If a chap named Sainul Abideen gets his way, we’ll all be storing our data on pieces of paper in the near future. Or at least read-only data, as his method doesn’t easily allow for rewritable media.

Rather than using binary to store data on a medium, Abideen’s technology, which he dubs ‘Rainbow Technology’, uses both differing geometric shapes and colours of those shapes stored on paper. He claims up to 450GB can be stored on a piece of paper. This is presumably the size of an optical disc, as he compares it with the DVD and names the media ‘Rainbow Versatile Disc.’

The idea is that when using differently coloured shapes, each can store more information than just a simple on or off binary representation. This is much like comparing the binary number 10010110000 (base 2, with two characters) to the hexadecimal equivalent of 4B0 (base 16, with 16 characters). The decimal representation of this number, with ten digits, is 1,200.

So jumping from binary to hex, or from binary to anything with a higher base character count, saves space — but only, however, when the characters require the same physical space in order to be portrayed.

And this is where I see the inherent problem — you will always need more space to store shaped characters than you do for binary, as binary can be stored using something (1) and nothing (0). His method would only work if each binary notation were the same size as the shapes.

That can’t be the case, however, as binary is far more efficient at using space than other methods. You can’t draw a shape in the same space as a dot — or no dot — so this idea is flawed right from the start.
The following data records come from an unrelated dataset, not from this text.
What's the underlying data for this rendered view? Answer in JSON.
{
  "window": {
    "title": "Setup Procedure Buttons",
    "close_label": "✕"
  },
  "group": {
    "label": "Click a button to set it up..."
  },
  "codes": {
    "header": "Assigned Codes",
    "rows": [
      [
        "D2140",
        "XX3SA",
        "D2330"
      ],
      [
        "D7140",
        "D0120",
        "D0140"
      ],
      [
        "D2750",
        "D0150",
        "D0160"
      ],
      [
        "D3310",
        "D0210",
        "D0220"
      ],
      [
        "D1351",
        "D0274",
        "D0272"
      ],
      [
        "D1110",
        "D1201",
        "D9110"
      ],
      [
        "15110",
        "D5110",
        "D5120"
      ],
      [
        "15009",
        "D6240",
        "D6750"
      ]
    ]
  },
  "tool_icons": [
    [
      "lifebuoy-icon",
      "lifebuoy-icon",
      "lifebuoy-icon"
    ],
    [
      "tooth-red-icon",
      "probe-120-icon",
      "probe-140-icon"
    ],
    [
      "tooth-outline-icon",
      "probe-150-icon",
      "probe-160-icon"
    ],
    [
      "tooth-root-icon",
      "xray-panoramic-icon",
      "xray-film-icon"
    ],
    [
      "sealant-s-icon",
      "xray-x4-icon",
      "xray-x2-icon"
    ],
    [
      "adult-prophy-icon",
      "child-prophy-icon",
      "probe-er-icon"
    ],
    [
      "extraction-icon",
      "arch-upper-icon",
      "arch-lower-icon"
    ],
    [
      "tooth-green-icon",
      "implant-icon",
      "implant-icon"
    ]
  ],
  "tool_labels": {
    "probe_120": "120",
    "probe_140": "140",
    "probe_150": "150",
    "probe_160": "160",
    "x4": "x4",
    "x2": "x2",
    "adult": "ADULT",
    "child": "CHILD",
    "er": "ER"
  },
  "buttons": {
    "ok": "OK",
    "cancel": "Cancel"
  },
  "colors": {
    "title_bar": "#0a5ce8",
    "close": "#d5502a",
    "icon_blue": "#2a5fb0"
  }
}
Drawing a shape completely cancels out the advantage of using a higher base — the higher the base, of course, there is need for more physical space for the added detail on each shape or character.

The only way this might work is by using different coloured shades of dots to store information. Only we already have that — it’s called a digital colour picture. When was the last time you scanned in 450GB from an A4 photo? How about those multi-gigabyte print jobs you so often perform? It just doesn’t happen.

Unless a custom dictionary is stored off the page and used to decompress information from each printed piece of paper like a ZIP or RAR archive, pulling more information from a scan than a scan itself is utterly preposterous.

The slightly less paper-filled, digital office is here to stay. As cool as it originally sounds, this is probably nothing more than blatant vapourware after a gullible venture capitalist.

If not, I’ll eat my colourful words.